The virtual technology also means every minute of the presentations is available to all attendees. During concurrent sessions, conference-goers don’t have to pick and choose what they want to see – they can view real-time events and then, later, catch the forums they missed.

The Real Estate Forum in Toronto

“Everything is available on demand for a number of weeks after the event,” Przybylowski said. “In the Real Estate Forum in Toronto, we have concurrent sessions three times. Once there are five, another time there are five and once there are two.

“So there are 12 sessions, but (in person) you and I can only go to three of them. In a virtual conference, you get to see when you want to see however many of those forums as you want.”

During the Toronto conference, which features about 90 speakers (42 of them with CEO or president in their job titles), that means you can experience almost double the content compared to attending in person.

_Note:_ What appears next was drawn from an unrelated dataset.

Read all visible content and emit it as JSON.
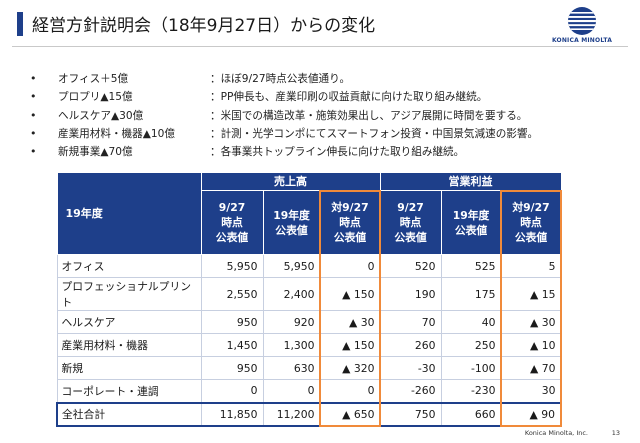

Przybylowski said the Toronto forum brings a national perspective to the discussion, something not as prevalent at the local conferences. And while the forum has traditionally been hosted in Toronto, it’s not just about Toronto.

“The Real Estate Forum in Toronto is always looking at things nationally,” he explained. “So if you are at all a national player or a regional player . . . you don’t get that same level of information in our local events.”

The subject matter is also different.

“We go far beyond the normal realm of topics,” he said, noting the local forums generally focus on local performance and trends in the four main sectors; office, industrial, retail, multiresidential and their related sub-sectors.

The theme of last year’s sold-out Toronto forum (2,500-plus attendees) was tech, and how it is transforming both the industry and the world.

List of keynote speakers

This year, keynote speakers who’ll offer their perspectives on current trends and issues include former Bank of Canada governor Stephen Poloz, Empire Co. Ltd. CEO Michael Medline, Pulitzer Prize-winning New York Times columnist Thomas Friedman and perhaps the world’s top social well-being expert, Sir Cary Cooper.

“The Toronto forum allows us to bring in people you would never hear at any of our other conferences,” Przybylowski said.

Take Cooper for example, who will discuss what he called a vital topic: “How is COVID-19 changing the people who work for you and consumers and people in general?”

Przybylowski said he’s looking forward to the Real Estate Forum in Toronto to wrap up Informa’s 2020 program, and put everything they’ve learned so far in the local events to the test.

“The scale of the Toronto event is much greater than any of the other conferences that we have done.”